分身の俺は宿屋に戻る前に念のためちゃんと帰還の準備が進んでるかを確認するために宿営地へと向かった。



「…お。みんな手が早いねぇ」


「…なあ、本当に俺達は戻っていいんだよな?」


「ちゃんと許可は出てるんだろ?」


「後で領主に怒られたりしないか?」



どんどんと撤去作業が進んでるのを見て分身の俺が褒めると兵や領民達が不安そうに確認してくる。

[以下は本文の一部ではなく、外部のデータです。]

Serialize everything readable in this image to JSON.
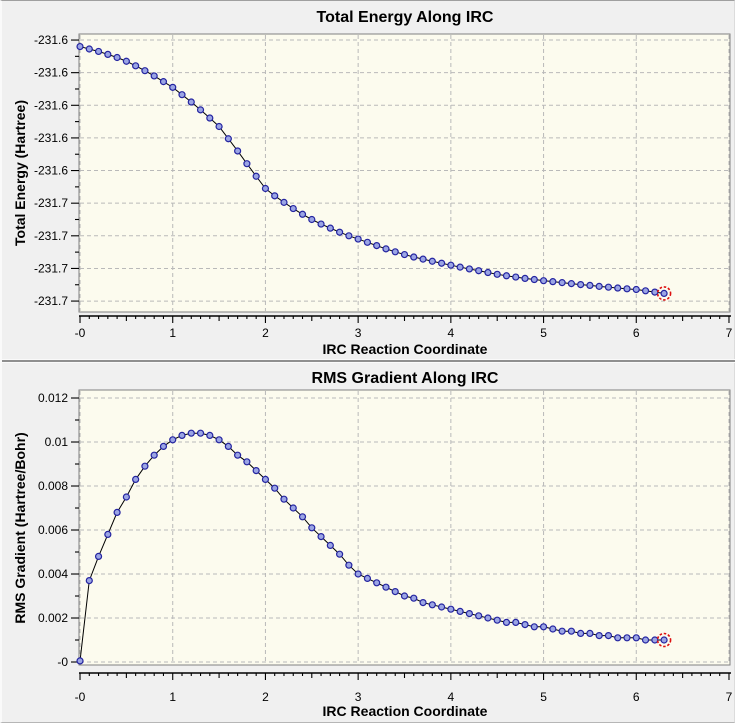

「一応侯爵は伯爵に手紙を送るらしいから戻っても大丈夫だけど…戦場で成果を残してないだけに怒られる可能性は否定出来ない」


「…そ、そうか…でも俺達が戦場に行ったところで…なあ?」


「あ、ああ…周りの兵達の邪魔になるだけだしなあ?」


「…俺、死にたくねぇよ」


「俺も」


「今の領主は税は上げるし、ろくに戦えない俺らを強制的に集めて戦場に放り込もうとするし…俺たちを殺そうとしてるとしか思えない」


「しかも自分は税を横領しようとしてるって噂だ!そんな領主についていっていいのか?」



分身の俺の適当な感じでの返答にみんなは愚痴るように不安そうに不満を言い始めるが…



俺には全く関係の無い事なので放置して宿屋へと戻った。